Marie-Claire/2

Eugène Fasquelle (p. 6-9).



Mon père nous emmenait souvent dans un endroit où il y avait des hommes qui buvaient du vin ; il me mettait debout entre les verres, pour me faire chanter la complainte de Geneviève de Brabant. Tous ces hommes riaient, m’embrassaient, et voulaient me faire boire du vin.

Il faisait toujours nuit quand nous revenions chez nous. Mon père faisait de grands pas en se balançant ; il manquait souvent de tomber ; parfois, il se mettait à pleurer tout haut en disant qu’on avait changé sa maison. Alors, ma sœur poussait des cris, et, malgré la nuit, c’était toujours elle qui finissait par retrouver notre maison.

Il arriva un matin que la mère Colas nous accabla de reproches, disant que nous étions des enfants de malheur, qu’elle ne nous donnerait plus à manger, et que nous pouvions bien aller retrouver notre père, qui était parti on ne savait où. Quand sa colère fut passée, elle nous donna à manger comme d’habitude ; mais, quelques instants après, elle nous fit monter dans la carriole du père Chicon. La carriole était pleine de paille et de sacs de grains. J’étais placée derrière, dans une sorte de niche, entre les sacs ; la voiture penchait en arrière et chaque secousse me faisait glisser sur la paille.

J’eus une très grande peur tout le long de la route ; à chaque glissade, je croyais que la carriole allait me perdre, ou bien que les sacs allaient s’écrouler sur moi.

On s’arrêta devant une auberge. Une femme nous fit descendre, secoua la paille de nos robes, et nous fit boire du lait. Tout en nous caressant, elle disait au père Chicon :

— Alors, vous pensez que leur père les voudra ?

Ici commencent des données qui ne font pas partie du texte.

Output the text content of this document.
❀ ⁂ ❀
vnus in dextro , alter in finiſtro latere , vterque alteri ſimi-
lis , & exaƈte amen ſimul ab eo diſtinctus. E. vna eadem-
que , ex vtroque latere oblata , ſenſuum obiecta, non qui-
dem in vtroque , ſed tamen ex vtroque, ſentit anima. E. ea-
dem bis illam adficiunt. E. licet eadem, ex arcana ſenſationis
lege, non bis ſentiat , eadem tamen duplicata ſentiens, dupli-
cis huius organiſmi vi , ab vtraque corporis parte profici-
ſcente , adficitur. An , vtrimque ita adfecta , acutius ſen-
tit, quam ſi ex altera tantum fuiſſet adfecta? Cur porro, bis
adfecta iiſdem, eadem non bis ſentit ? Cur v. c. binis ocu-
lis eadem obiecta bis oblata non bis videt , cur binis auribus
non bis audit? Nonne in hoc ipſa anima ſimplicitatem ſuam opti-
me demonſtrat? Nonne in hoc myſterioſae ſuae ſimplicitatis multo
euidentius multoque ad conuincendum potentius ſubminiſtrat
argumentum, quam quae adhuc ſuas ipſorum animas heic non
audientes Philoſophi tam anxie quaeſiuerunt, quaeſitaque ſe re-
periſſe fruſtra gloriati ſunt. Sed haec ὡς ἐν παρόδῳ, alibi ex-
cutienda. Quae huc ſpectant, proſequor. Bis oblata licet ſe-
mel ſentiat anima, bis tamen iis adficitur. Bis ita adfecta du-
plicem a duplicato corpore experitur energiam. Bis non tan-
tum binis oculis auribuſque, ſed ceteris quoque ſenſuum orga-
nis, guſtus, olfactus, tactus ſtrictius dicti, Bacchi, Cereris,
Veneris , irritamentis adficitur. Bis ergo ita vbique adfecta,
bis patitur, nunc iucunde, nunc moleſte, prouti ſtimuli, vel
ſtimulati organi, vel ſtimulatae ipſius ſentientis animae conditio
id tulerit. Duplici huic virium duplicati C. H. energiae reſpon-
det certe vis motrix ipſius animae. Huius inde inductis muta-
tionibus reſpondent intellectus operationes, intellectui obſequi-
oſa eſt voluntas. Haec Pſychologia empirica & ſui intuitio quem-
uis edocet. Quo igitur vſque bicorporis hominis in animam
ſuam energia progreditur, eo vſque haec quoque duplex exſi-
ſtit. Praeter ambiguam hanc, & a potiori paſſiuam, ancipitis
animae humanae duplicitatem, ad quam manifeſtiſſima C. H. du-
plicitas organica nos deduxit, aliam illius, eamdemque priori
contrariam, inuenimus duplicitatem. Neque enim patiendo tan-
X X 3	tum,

Le père Chicon branla la tête en cognant sa pipe contre la table ; il fit une grimace avec sa grosse lèvre et il répondit :

— Il est peut-être parti encore plus loin. Le fils à Girard m’a dit qu’il l’avait rencontré sur la route de Paris.

Le père Chicon nous mena ensuite dans une belle maison, où il y avait un perron avec beaucoup de marches.

Il causa longtemps avec un monsieur qui faisait de grands gestes et qui parlait de tour de France. Le monsieur mit sa main sur ma tête, et il répéta plusieurs fois :

— Il ne m’avait pas dit qu’il avait des enfants.

Je compris qu’il parlait de mon père, et je demandai à le voir. Le monsieur me regarda sans répondre, puis il demanda au père Chicon :

— Quel âge a donc celle-ci ?

— Dans les cinq ans, dit le vieux.

Pendant ce temps, ma sœur jouait sur les marches avec un petit chat.

La carriole nous ramena chez la mère Colas, qui nous reçut en bougonnant et en nous bousculant ; quelques jours après, elle nous fit monter en chemin de fer, et le soir même nous étions dans une grande maison où il y avait beaucoup de petites filles.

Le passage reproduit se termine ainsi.